Vodafone Group Plc Chief Executive Officer Nick Read will step down at the end of 2022, after he failed to halt a years-long slide in the telecommunication giant’s share price and mergers with major rivals failed to materialize.
Chief Financial Officer Margherita Della Valle will do the job on an interim basis while the board, led by Chairman Jean-Francois van Boxmeer, seeks a replacement. Read, who’d been in the post for four years and at Vodafone for more than two decades, will stay on an as adviser until the end of March, the company said in a statement on Monday.
“I agreed with the board that now is the right moment to hand over to a new leader who can build on Vodafone’s strengths and capture the significant opportunities ahead,” Read, 58, said in the statement.
Vodafone’s share price has sunk about 44% since Read took over in October 2018. In that time the Newbury, England-based mobile and broadband giant has retrenched and cut debt. Read’s biggest move may have been to spin out and list the company’s tens of thousands of mobile masts, selling a stake in Frankfurt-listed listed Vantage Towers AG to a private equity consortium in a deal that valued the business €16.2 billion ($17.1 billion) last month.
Still, Read struggled to finalize deals that would have reduced the number of players in some of Vodafone’s biggest markets such as the UK, Italy and Spain. An approach for the Italian business was rebuffed, a key merger opportunity in Spain was missed, and talks with UK rival Three, owned by CK Hutchison Holdings Ltd., are public but have yet to conclude.
Vodafone shares were little changed at 12:39 p.m. in London trading. The stock remains close to 25-year lows.
Vodafone’s share price has underperformed the rest of the industry this year, even as the sector lost value as a whole, falling more than the Stoxx Europe 600 Telecommunications Price Index.
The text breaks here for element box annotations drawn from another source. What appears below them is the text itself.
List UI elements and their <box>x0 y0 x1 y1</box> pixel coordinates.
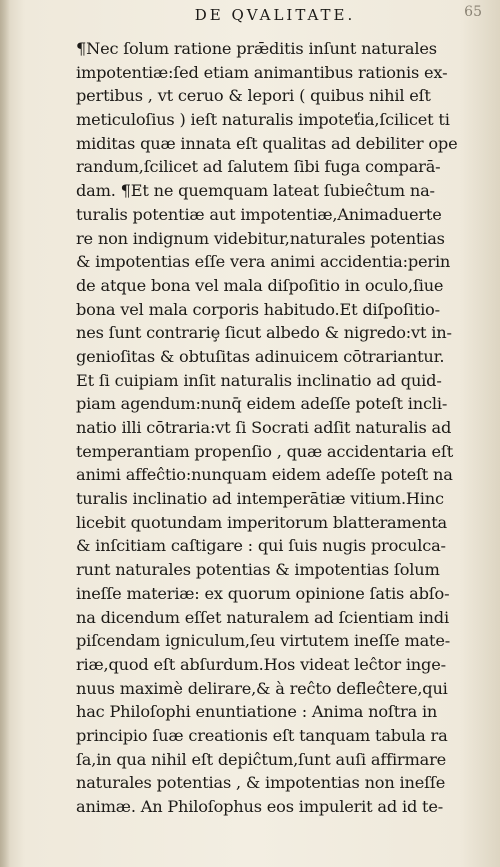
text-line: ineſſe materiæ: ex quorum opinione ſatis abſo- <box>76 583 450 603</box>
body-text-block <box>76 37 464 819</box>
text-line: bona vel mala corporis habitudo.Et diſpoſitio- <box>76 299 440 319</box>
text-line: de atque bona vel mala diſpoſitio in oculo,ſiue <box>76 275 444 295</box>
text-line: naturales potentias , & impotentias non ineſſe <box>76 773 446 793</box>
text-line: impotentiæ:ſed etiam animantibus rationis ex- <box>76 62 448 82</box>
text-line: & impotentias eſſe vera animi accidentia:perin <box>76 252 451 272</box>
text-line: licebit quotundam imperitorum blatteramenta <box>76 512 447 532</box>
text-line: miditas quæ innata eſt qualitas ad debiliter ope <box>76 133 458 153</box>
text-line: na dicendum eſſet naturalem ad ſcientiam indi <box>76 607 449 627</box>
text-line: riæ,quod eſt abſurdum.Hos videat leĉtor inge- <box>76 654 446 674</box>
text-line: & inſcitiam caſtigare : qui ſuis nugis proculca- <box>76 536 446 556</box>
text-line: animæ. An Philoſophus eos impulerit ad id te- <box>76 797 444 816</box>
text-line: natio illi cōtraria:vt ſi Socrati adſit naturalis ad <box>76 418 452 437</box>
folio-number: 65 <box>464 4 482 20</box>
text-line: turalis inclinatio ad intemperātiæ vitium.Hinc <box>76 489 444 509</box>
text-line: randum,ſcilicet ad ſalutem ſibi fuga comparā- <box>76 157 441 177</box>
text-line: Et ſi cuipiam inſit naturalis inclinatio ad quid- <box>76 370 442 390</box>
text-line: nes ſunt contrariȩ ſicut albedo & nigredo:vt in- <box>76 323 452 343</box>
text-line: nuus maximè delirare,& à reĉto defleĉtere,qui <box>76 678 448 698</box>
text-line: re non indignum videbitur,naturales potentias <box>76 228 445 248</box>
page-gutter-shadow <box>0 0 10 867</box>
text-line: pertibus , vt ceruo & lepori ( quibus nihil eſt <box>76 86 431 106</box>
text-line: runt naturales potentias & impotentias ſolum <box>76 560 440 580</box>
text-line: piſcendam igniculum,ſeu virtutem ineſſe mate- <box>76 631 450 651</box>
text-line: animi affeĉtio:nunquam eidem adeſſe poteſt na <box>76 465 453 485</box>
text-line: temperantiam propenſio , quæ accidentaria eſt <box>76 441 454 461</box>
text-line: principio ſuæ creationis eſt tanquam tabula ra <box>76 725 448 745</box>
text-line: ſa,in qua nihil eſt depiĉtum,ſunt auſi affirmare <box>76 749 446 769</box>
text-line: meticuloſius ) ieſt naturalis impoteťia,ſcilicet ti <box>76 110 450 130</box>
text-line: ¶Nec ſolum ratione prǣditis inſunt naturales <box>76 39 437 58</box>
text-line: hac Philoſophi enuntiatione : Anima noſtra in <box>76 702 438 722</box>
text-line: dam. ¶Et ne quemquam lateat ſubieĉtum na- <box>76 181 435 201</box>
running-head: DE QVALITATE. <box>194 6 356 24</box>
text-line: turalis potentiæ aut impotentiæ,Animaduerte <box>76 204 442 224</box>
text-line: piam agendum:nunq̄ eidem adeſſe poteſt incli- <box>76 394 448 414</box>
text-line: genioſitas & obtuſitas adinuicem cōtrariantur. <box>76 346 445 366</box>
Its challenges deepened in 2022 after Russia’s invasion of Ukraine sent energy costs soaring, while interest rates also rose. Read faced pressure from investors including Europe’s largest activist fund Cevian Capital AB, which sold much of its stake earlier this year.
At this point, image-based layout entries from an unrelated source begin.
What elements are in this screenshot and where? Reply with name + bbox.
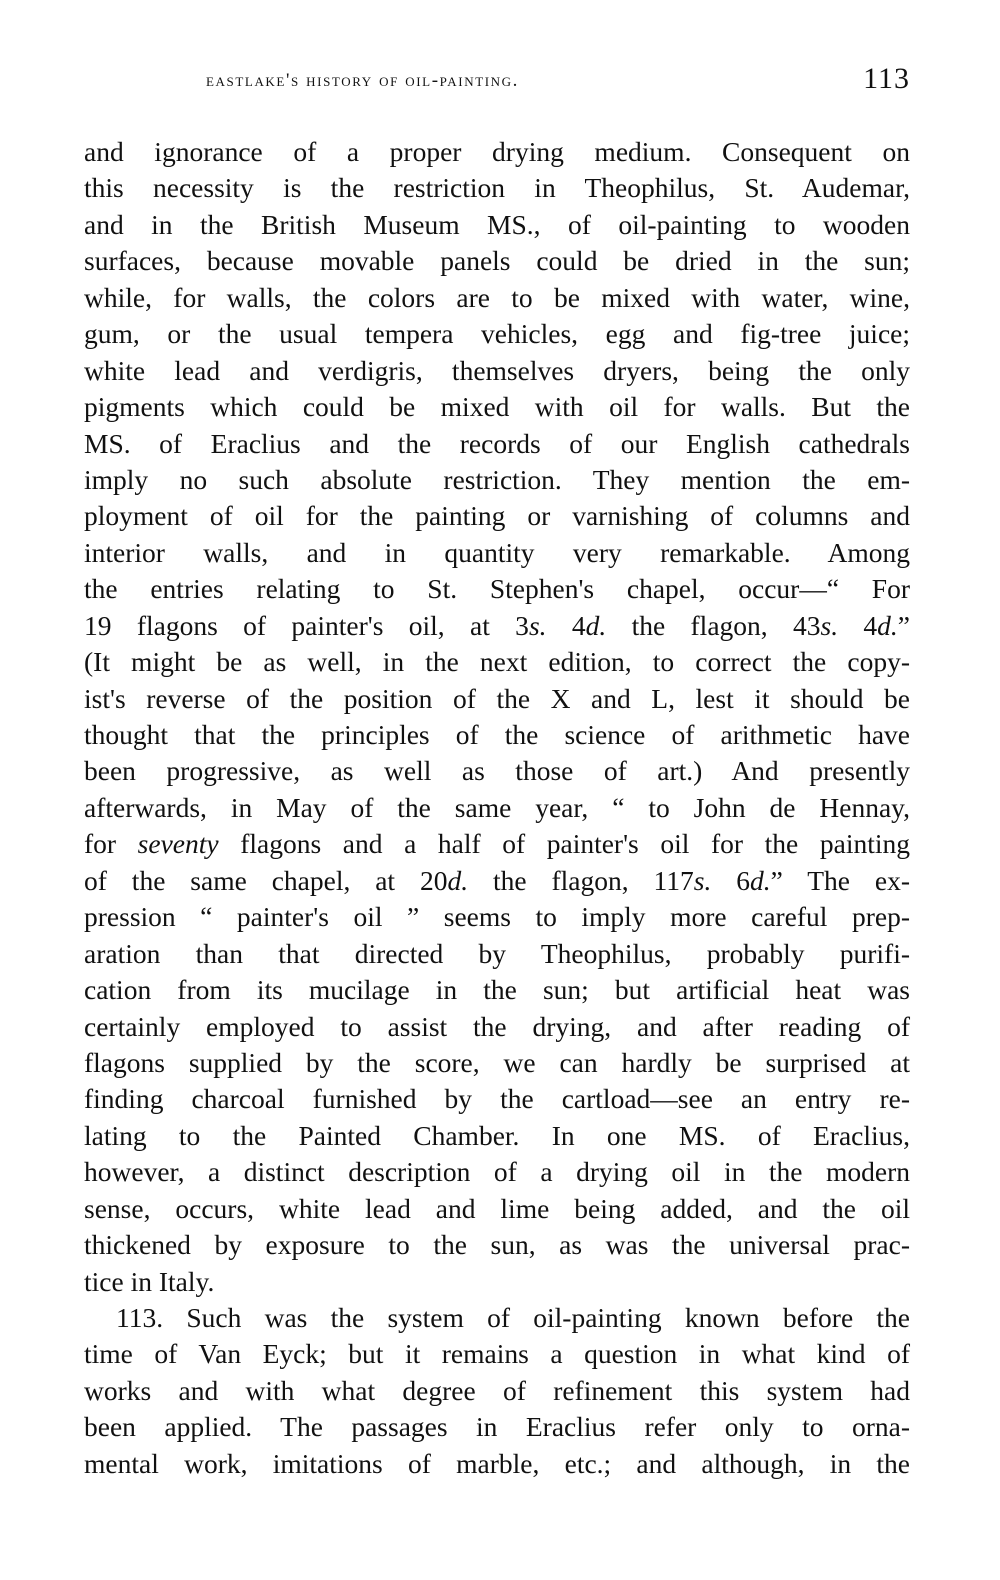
text-line: afterwards, in May of the same year, “ to John de Hennay, [84, 791, 910, 823]
text-line: and ignorance of a proper drying medium. Consequent on [84, 136, 910, 167]
text-line: interior walls, and in quantity very remarkable. Among [84, 536, 910, 568]
text-line: surfaces, because movable panels could be dried in the sun; [84, 245, 910, 277]
text-line: of the same chapel, at 20d. the flagon, 117s. 6d.” The ex- [84, 864, 910, 896]
text-line: thickened by exposure to the sun, as was the universal prac- [84, 1229, 910, 1261]
text-line: aration than that directed by Theophilus, probably purifi- [84, 937, 910, 969]
text-line: mental work, imitations of marble, etc.; and although, in the [84, 1447, 910, 1479]
text-line: imply no such absolute restriction. They mention the em- [84, 463, 910, 495]
text-line: the entries relating to St. Stephen's chapel, occur—“ For [84, 573, 910, 605]
text-line: ist's reverse of the position of the X and L, lest it should be [84, 682, 910, 714]
paragraph-section-113 [84, 1300, 910, 1482]
text-line: been progressive, as well as those of art.) And presently [84, 755, 910, 787]
text-line: this necessity is the restriction in Theophilus, St. Audemar, [84, 172, 910, 204]
page-number: 113 [863, 62, 910, 95]
body-text [84, 134, 910, 1482]
text-line: MS. of Eraclius and the records of our English cathedrals [84, 427, 910, 459]
running-title: eastlake's history of oil-painting. [206, 70, 519, 91]
text-line: finding charcoal furnished by the cartload—see an entry re- [84, 1083, 910, 1115]
text-line: tice in Italy. [84, 1265, 215, 1297]
text-line: been applied. The passages in Eraclius refer only to orna- [84, 1411, 910, 1443]
text-line: works and with what degree of refinement this system had [84, 1374, 910, 1406]
text-line: certainly employed to assist the drying, and after reading of [84, 1010, 910, 1042]
text-line: gum, or the usual tempera vehicles, egg and fig-tree juice; [84, 318, 910, 350]
text-line: pression “ painter's oil ” seems to imply more careful prep- [84, 901, 910, 933]
text-line: ployment of oil for the painting or varnishing of columns and [84, 500, 910, 532]
text-line: 19 flagons of painter's oil, at 3s. 4d. the flagon, 43s. 4d.” [84, 609, 911, 641]
text-line: white lead and verdigris, themselves dryers, being the only [84, 354, 910, 386]
text-line: while, for walls, the colors are to be mixed with water, wine, [84, 281, 910, 313]
book-page [84, 0, 910, 1580]
text-line: lating to the Painted Chamber. In one MS. of Eraclius, [84, 1119, 910, 1151]
section-opening-line: 113. Such was the system of oil-painting known before the [116, 1302, 910, 1333]
text-line: cation from its mucilage in the sun; but artificial heat was [84, 974, 910, 1006]
text-line: pigments which could be mixed with oil for walls. But the [84, 391, 910, 423]
text-line: however, a distinct description of a drying oil in the modern [84, 1156, 910, 1188]
text-line: (It might be as well, in the next edition, to correct the copy- [84, 646, 910, 678]
text-line: flagons supplied by the score, we can hardly be surprised at [84, 1046, 910, 1078]
emphasis-seventy: seventy [137, 828, 219, 860]
text-line: time of Van Eyck; but it remains a question in what kind of [84, 1338, 910, 1370]
running-head [84, 62, 910, 98]
text-line: for seventy flagons and a half of painter's oil for the painting [84, 828, 910, 860]
text-line: thought that the principles of the science of arithmetic have [84, 719, 910, 750]
paragraph-continuation [84, 134, 910, 1300]
text-line: sense, occurs, white lead and lime being added, and the oil [84, 1192, 910, 1224]
text-line: and in the British Museum MS., of oil-painting to wooden [84, 208, 910, 240]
More recently, a vehicle backed by French billionaire Xavier Niel bought 2.5% of Vodafone saying it saw opportunities to accelerate deals and improve profits.
Although major issues like energy prices and coronavirus were outside of Read’s control, analysts pointed to how he’d handled others.
In 2019, he cut the dividend six months after the company said it was affordable. Earlier this year, he missed the company’s biggest opportunity yet to merge its embattled and shrinking Spanish division. And he’s acknowledged poor performance in Vodafone’s biggest business, Germany, following an €18.4 billion deal early in Read’s tenure. The acquisition, which included some eastern European businesses, was originally struck by his predecessor, Vittorio Colao.
A new CEO will have to address the commercial issues in Germany, and cost-of-living concerns across Vodafone’s footprint, which could undermine support for “market repair,” which might include price rises or mergers, Jefferies analyst Jerry Dellis said in a note to clients.
Dellis added that leverage remains “uncomfortably high” after the Vantage deal and that the dividend policy should be treated as under review.
Vodafone’s operations are complex and it’s never appointed a complete outsider to the top job, so Read’s successor may already have some link with the company, Berenberg analyst Carl Murdock-Smith said in a note following the announcement.
He pointed to Informa Plc CEO Stephen Carter, who serves on Vodafone’s board and was previously head of UK telecom regulator Ofcom, and Nick Jeffery, who was previously Vodafone’s UK head and left the company last year to run US-based Frontier Communications.
Carter and Jeffery didn’t immediately respond to requests for comment.
Other contenders mentioned by analysts include new interim chief Della Valle, who has implemented significant cost cuts as CFO. There isn’t a clear internal successor, analysts at Bernstein said.